Dólar a R$ 6 pós-pacote de Haddad atiça a inflação, que ganha força no atacado

FERNANDO CANZIAN
SÃO PAULO, SP (FOLHAPRESS) – A frustração do mercado financeiro com as medidas anunciadas na quinta-feira (28) para minimizar a atual crise fiscal levou o dólar a R$ 6 e agravou um quadro que já preocupava: o possante impacto que a moeda norte-americana vem tendo na inflação no atacado, que eventualmente chegará aos consumidores, e nas expectativas futuras de novos aumentos de preços.

 

Acompanhando de perto a valorização do dólar em 2024, de 22%, o IPA (Índice de Preços por Atacado) calculado pela FGV inverteu completamente a tendência neste ano. De uma deflação de 6,31% em janeiro, a taxa atingiu 6,32% positivos em outubro. Isto antes disparada do dólar em novembro, com subida de 5% no mês.

Entre os itens com as maiores elevações constam vários impactados diretamente pela moeda dos EUA, uma vez que commodities agrícolas (soja e milho, por exemplo) e metálicas cotadas no mercado internacional, além de matérias-primas para o agro (uma vez que fertilizantes).

A sustento em universal no IPA saiu de uma deflação de 1,35% em janeiro para subida de 9,53% em outubro. Embora o aumento também tenha sido impulsionado por eventos climáticos que impactaram recentemente as carnes, a variação de preços de matérias-primas para o agro disparou. Saiu de -14,25% em janeiro para 16,48% em outubro.

Os chamados bens finais (prontos para o consumo, de eletrônicos a produtos de limpeza) também partiram de uma pequena deflação no atacado em janeiro para uma subida de 5,58% em outubro, pressionados por materiais mais caros, muitos deles indexados ao dólar.

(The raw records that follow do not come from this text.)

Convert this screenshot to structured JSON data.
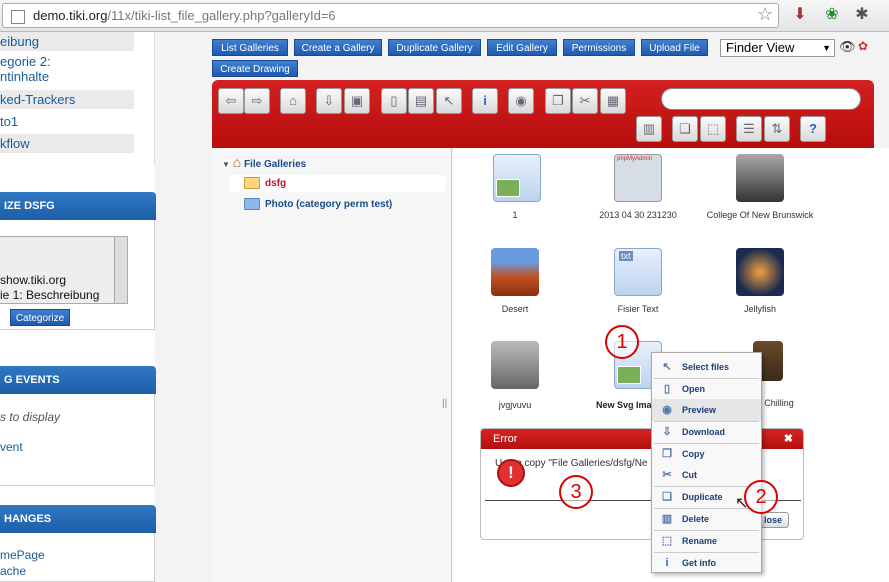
{
  "browser": {
    "url_host": "demo.tiki.org",
    "url_path": "/11x/tiki-list_file_gallery.php?galleryId=6"
  },
  "sidebar": {
    "links": [
      "eibung",
      "egorie 2:",
      "ntinhalte",
      "ked-Trackers",
      "to1",
      "kflow"
    ],
    "categorize_title": "IZE DSFG",
    "categorize_list": [
      "show.tiki.org",
      "ie 1: Beschreibung"
    ],
    "categorize_button": "Categorize",
    "events_title": "G EVENTS",
    "events_empty": "s to display",
    "events_link": "vent",
    "changes_title": "HANGES",
    "changes_links": [
      "mePage",
      "ache"
    ]
  },
  "toolbar": {
    "buttons": [
      "List Galleries",
      "Create a Gallery",
      "Duplicate Gallery",
      "Edit Gallery",
      "Permissions",
      "Upload File",
      "Create Drawing"
    ],
    "view_select": "Finder View"
  },
  "tree": {
    "root": "File Galleries",
    "children": [
      "dsfg",
      "Photo (category perm test)"
    ],
    "handle": "||"
  },
  "files": [
    {
      "name": "1"
    },
    {
      "name": "2013 04 30 231230"
    },
    {
      "name": "College Of New Brunswick"
    },
    {
      "name": "Desert"
    },
    {
      "name": "Fisier Text"
    },
    {
      "name": "Jellyfish"
    },
    {
      "name": "jvgjvuvu"
    },
    {
      "name": "New Svg Image"
    },
    {
      "name": "Chilling"
    }
  ],
  "thumb_text": {
    "phpmyadmin": "phpMyAdmin",
    "txt": "txt"
  },
  "error": {
    "title": "Error",
    "close_x": "✖",
    "message": "U    to copy \"File Galleries/dsfg/Ne",
    "close_button": "lose"
  },
  "context_menu": [
    {
      "label": "Select files",
      "icon": "cursor-icon"
    },
    {
      "label": "Open",
      "icon": "open-icon"
    },
    {
      "label": "Preview",
      "icon": "eye-icon"
    },
    {
      "label": "Download",
      "icon": "download-icon"
    },
    {
      "label": "Copy",
      "icon": "copy-icon"
    },
    {
      "label": "Cut",
      "icon": "scissors-icon"
    },
    {
      "label": "Duplicate",
      "icon": "duplicate-icon"
    },
    {
      "label": "Delete",
      "icon": "delete-icon"
    },
    {
      "label": "Rename",
      "icon": "rename-icon"
    },
    {
      "label": "Get info",
      "icon": "info-icon"
    }
  ],
  "annotations": [
    "1",
    "2",
    "3"
  ],
  "colors": {
    "accent_red": "#c41414",
    "button_blue": "#2f6cc0",
    "link_blue": "#1a5b97"
  }
}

“Tivemos uma valorização possante do dólar e isso tem impacto, sem incerteza nenhuma. Numa situação de economia e trabalho aquecidos uma vez que a atual, o mercado consegue repassar aos preços esse maior dispêndio cambial”, diz Guilherme Moreira, coordenador do Índice de Preços ao Consumidor da Instalação Instituto de Pesquisas Econômicas (IPC-Fipe).

Quando a demanda não é tão possante, preços no atacado não necessariamente chegam aos consumidores porque fornecedores e compradores acabam estreitando margens de lucro para vender e comprar. Mas quando o mercado sanciona preços maiores, os repasses acontecem.

Neste ano, a economia caminha para crescer tapume de 3,5% e o desemprego em outubro caiu a 6,2%, menor taxa da série do IBGE. Na contramão, o real foi a moeda que mais se desvalorizou entre os 23 emergentes no índice Morgan Stanley Capital International (MSCI). Em média, juntas elas perderam 0,31% do valor em relação ao dólar -ante os -22% do real.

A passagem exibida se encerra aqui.